There is no simple answer as to why test scores vary widely from one school to another at the Department of Defense Dependents Schools in Europe, according to its top administrator.

“You can’t just pin it on one thing,” said deputy director Diana Ohman, explaining why standardized scores fluctuate. “There are so many factors.”

The scores, though, are often the most common measuring stick of success used by parents and lawmakers.

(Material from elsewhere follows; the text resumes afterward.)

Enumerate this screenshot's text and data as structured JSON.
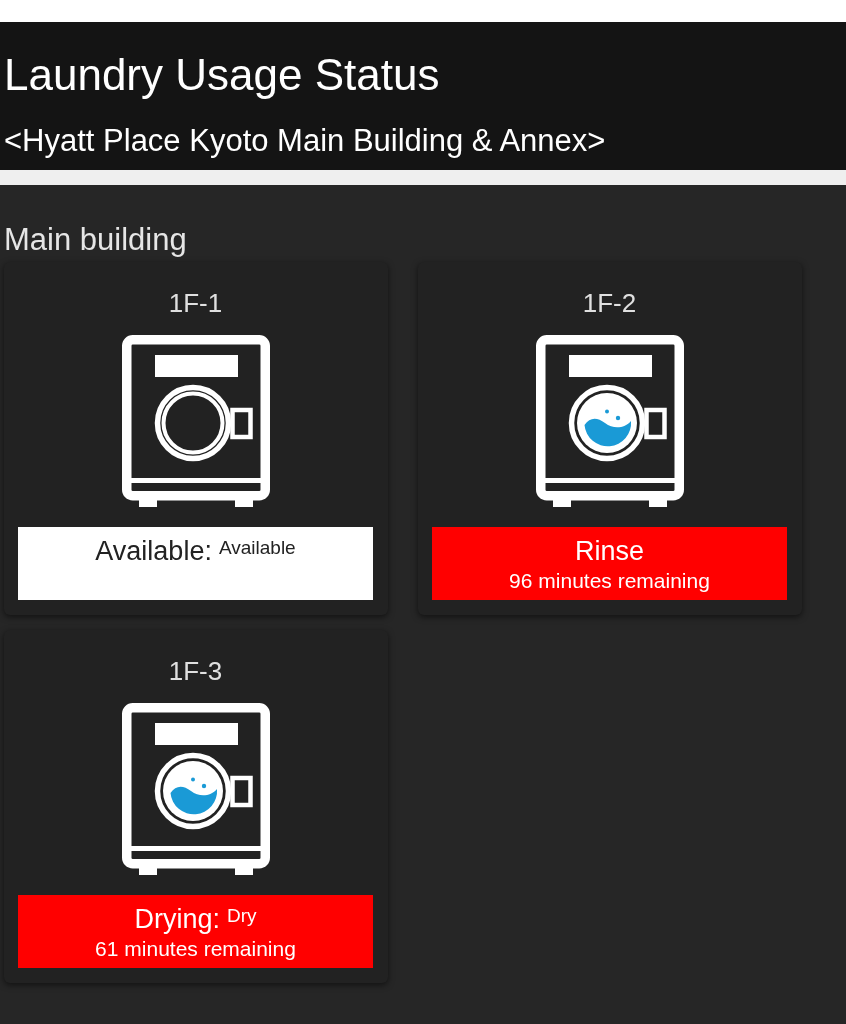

In the States, more and more school districts lose government funding if their pupils don’t meet certain test criteria, and President Bush is pushing for school accountability linked to scores.

Low tests scores at a particular school don’t mean educators there are doing a poor job, Ohman said. schooli828.gif (30720 bytes)

“A parent trying to evaluate a school shouldn’t just focus on whether they have high scores or low scores,” she said.

Still, Ohman, a former secretary of state for Wyoming, can quickly rattle off a list of things that make a difference in student performance.

  • Schools that have a stable, experienced staff tend to do better than a school that has high staff turnover, she said.

  • High parental and community involvement at a school also tend to result in better performance, she said.

“If parents are very, very involved, we’ll see that reflected in our scores,” she said. “That’s a big key.”

Ohman, whose official title is Department of Defense Education Activity deputy director DODDS-Europe, doesn’t dismiss parent criticisms about inequity. She acknowledges that some communities, such as those prone to high numbers of deployments, may struggle more in educating their young people than areas with a more stable population.

Nor is she insensitive to worries that long-distance learning programs cheat students out of interacting with teachers and students. In long-distance learning, students take classes taught by other DODDS teachers via the Internet or teleconferencing.

There is a trade-off with long-distance learning, she said. Although there isn’t the normal student-teacher relationship, many courses simply wouldn’t be held at some of the smaller, isolated schools without these classes, she said.

“It’s another tool to help us offer to our students something that we would not otherwise have because we wouldn’t have the staff,” she said.

Schools could staff the advanced classes that are taught via long distance learning, but that would mean instructors would be taken away from more popular programs. “We have to make choices,” she said.

DODDS-Europe is moving ahead with several plans to boost education quality.

Already, full-day kindergarten has been implemented, and teachers are being added to ensure that there is roughly one teacher for every 18 students in first, second and third grades.

Ohman, who marked her two-year anniversary in the job this month, said DODDS-Europe is working to improve its “reading recognition program” that will target students in kindergarten and first grade who need help learning to read. She said children with problems will receive more one-on-one instruction.

Still, she says, despite the hurdles that DODDS-Europe faces teaching children, there are other advantages that test scores don’t measure.

“We’re not giving [students] a narrow focus. We give them a much broader focus because of the fact we’re in Europe,” she said.

Teachers may face limited resources, but they also can use Europe as an extended classroom, she said.

“It’s a pretty unique opportunity,” she said.

“I can’t tell you quality at every school is exactly the same at every school, but quality overall is good.”